Billing rates are likely to fall to 74.7 dollars (Rs 4,600) per hour for onsite workers, while they are likely to fall to $26.3 (Rs 1,618) per hour for offshore, or India-based, IT service professionals, DHL said in its year-end report on India’s economy. Last financial year, billing rates for IT professionals was $75.2 and $26.7 per hour.

“The pressure on billing rates is being heightened by aggressive bidding by a few players during renewals. In case of new deals, we expect vendors to pass on some of the benefits arising out of the recent rupee depreciation, which will further pull down the blended (across service lines) billing rates,” the DHL Crisil report said.

While some companies like TCS and Infosys have tried not to lower their prices despite a fall in costs due to the lower value of the rupee, smaller and more competitive vendors like Cognizant and others are expected to have aggressively bid for contracts by taking advantage of their lowered costs.

The Indian rupee has depreciated by about 20% in a year as investors pulled some of their investments from India back to the United States on signs that the US economy was picking up pace, even as the Indian economy slowed down.

When the rupee falls, costs of IT companies, who pay their employees in rupees, fall sharply, giving them the option of passing on some of that benefit to their customers. Though companies have said that the benefits cannot be passed on as the rupee may strengthen again, some companies have done so.

“Stronger demand from pent-up discretionary projects and rising proportion of higher value services (such as IT consulting, system integration, etc) can partially offset this over the long term,” the DHL India Trade Outlook for December 2013 said.

It noted that the Indian IT services companies have not been able to raise their billing rates over the past two years (see chart above). Billing rates have remained almost unchanged since the financial crisis in 2008-09.

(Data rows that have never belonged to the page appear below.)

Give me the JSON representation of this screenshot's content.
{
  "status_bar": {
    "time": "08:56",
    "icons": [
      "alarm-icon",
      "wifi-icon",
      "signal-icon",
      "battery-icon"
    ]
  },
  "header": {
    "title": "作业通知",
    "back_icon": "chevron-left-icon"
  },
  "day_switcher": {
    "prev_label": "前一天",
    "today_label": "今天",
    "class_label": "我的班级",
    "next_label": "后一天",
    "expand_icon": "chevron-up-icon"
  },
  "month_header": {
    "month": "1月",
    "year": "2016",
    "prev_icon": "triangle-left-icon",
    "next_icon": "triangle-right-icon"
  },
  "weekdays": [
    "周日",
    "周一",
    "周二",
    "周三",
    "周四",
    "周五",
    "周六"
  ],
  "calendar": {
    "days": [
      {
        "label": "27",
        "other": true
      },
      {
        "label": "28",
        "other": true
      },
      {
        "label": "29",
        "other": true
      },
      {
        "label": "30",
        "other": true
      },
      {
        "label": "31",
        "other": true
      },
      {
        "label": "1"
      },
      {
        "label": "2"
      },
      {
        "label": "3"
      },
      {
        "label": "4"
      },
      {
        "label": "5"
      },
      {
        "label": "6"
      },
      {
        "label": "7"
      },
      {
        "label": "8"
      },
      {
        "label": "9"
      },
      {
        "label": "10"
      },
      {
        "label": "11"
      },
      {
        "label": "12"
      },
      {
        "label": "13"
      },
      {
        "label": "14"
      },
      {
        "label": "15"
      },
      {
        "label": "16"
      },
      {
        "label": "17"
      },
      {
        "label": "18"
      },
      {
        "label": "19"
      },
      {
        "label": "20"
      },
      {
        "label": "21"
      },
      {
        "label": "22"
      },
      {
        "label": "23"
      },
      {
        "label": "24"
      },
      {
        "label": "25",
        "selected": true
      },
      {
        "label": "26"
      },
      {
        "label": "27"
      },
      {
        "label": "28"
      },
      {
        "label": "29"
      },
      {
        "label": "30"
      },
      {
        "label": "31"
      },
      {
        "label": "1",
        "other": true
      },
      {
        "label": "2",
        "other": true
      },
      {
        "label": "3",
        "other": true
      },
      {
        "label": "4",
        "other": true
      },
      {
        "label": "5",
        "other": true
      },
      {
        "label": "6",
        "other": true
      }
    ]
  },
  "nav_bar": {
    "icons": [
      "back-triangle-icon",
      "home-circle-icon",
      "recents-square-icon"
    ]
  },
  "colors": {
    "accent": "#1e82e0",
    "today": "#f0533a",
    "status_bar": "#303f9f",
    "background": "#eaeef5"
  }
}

“In fact, billing rates declined by 1-2% year on year in the last 2-3 years as a result of pricing pressure from banking and financial services industry clients and competition from players that passed on some of the benefits of rupee depreciation to clients,” it said.

The Indian IT services industry is expected to grow by about 15% this year, according to various reports.

In 2012-13, the industry grew by 10% y-o-y after rising by 19% y-o-y in 2011-12.

“Results announced during the last few quarters by Indian IT vendors indicate a strong volume-driven growth in the industry. This is primarily due to the improved macroeconomic environment in developed nations, which ramped up demand for Indian IT services,” logistics company DHL said.